Kebohongan Zoya berhasil tidak terlihat di mata Malik sehingga dia mempercayainya. "Baiklah, aku percaya."
Zoya tersenyum penuh kemenangan karena kebohongannya bisa dia tutupi.
Pria itu beranjak dari duduknya. Dia sudah terlalu lama bersama Zoya di sini. Ditambah di markas ini hanya ada mereka berdua saja. Sebenarnya tidak baik juga mereka berdua-duaan seperti ini. "Sekarang waktunya kau istirahat, Zoya. Masuk kembali ke dalam dan tidurlah!"
Zoya mencebikkan bibirnya. "Aku tidak mau istirahat. Aku belum mau tidur juga. Boleh tidak aku berjalan-jalan keliling markas dulu?" tanyanya penuh harap.
"Tidak," jawab Malik datar.
"Ayolah, aku mohon! Aku bosan, tidak tahu harus apa kalau belum mengantuk," rengek Zoya.
"Tidak, Zoya. Kau harus istirahat sekarang," tegasnya seraya membukakan pintu gubuk dan memasukkan barang-barang milik Zoya ke sana. "Aku akan berjaga di sini, di luar gubukmu."
"Cepat!

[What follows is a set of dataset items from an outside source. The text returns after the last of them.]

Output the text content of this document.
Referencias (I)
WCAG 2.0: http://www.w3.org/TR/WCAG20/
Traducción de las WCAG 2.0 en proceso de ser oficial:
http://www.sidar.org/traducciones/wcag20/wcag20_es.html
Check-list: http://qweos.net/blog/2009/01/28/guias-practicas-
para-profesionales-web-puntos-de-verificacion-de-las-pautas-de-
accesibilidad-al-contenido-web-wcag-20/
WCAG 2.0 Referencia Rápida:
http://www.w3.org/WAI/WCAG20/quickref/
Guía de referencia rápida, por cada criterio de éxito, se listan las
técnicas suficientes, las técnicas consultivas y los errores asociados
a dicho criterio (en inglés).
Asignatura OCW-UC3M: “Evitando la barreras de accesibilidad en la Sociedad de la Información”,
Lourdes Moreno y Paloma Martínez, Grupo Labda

Atau aku laporkan pada Pak Ranvi," ancam Malik melihat Zoya tidak beranjak sedikit pun dari posisi duduknya.
"Iya." Mau tidak mau Zoya menuruti perkataan Malik untuk segera masuk ke gubuknya.
Zoya merebahkan tubuhnya di atas tikar dengan berbantalkan tas yang berisi pakaiannya. Dia terus memandangi diska lepas yang kini berada di tangannya. Zoya ingin segera menyerahkan benda itu kepada Ranvi. Namun, sebelum itu dia harus menyakinkan Ranvi kalau Amar sudah berubah dan berpihak kepada mereka, supaya nanti Ranvi tidak sakit hati karena merasa dikhianati olehnya.
KAMU SEDANG MEMBACA
Minor Mayor
AçãoRanvi, seorang mantan Mayor Jenderal, membentuk sebuah organisasi rahasia untuk membantu negara-negara yang terkena konflik. Organisasinya bertujuan menghancurkan para pemimpin licik dan kejam, yang hanya ingin meraup keuntungan tanpa mempedulikan r...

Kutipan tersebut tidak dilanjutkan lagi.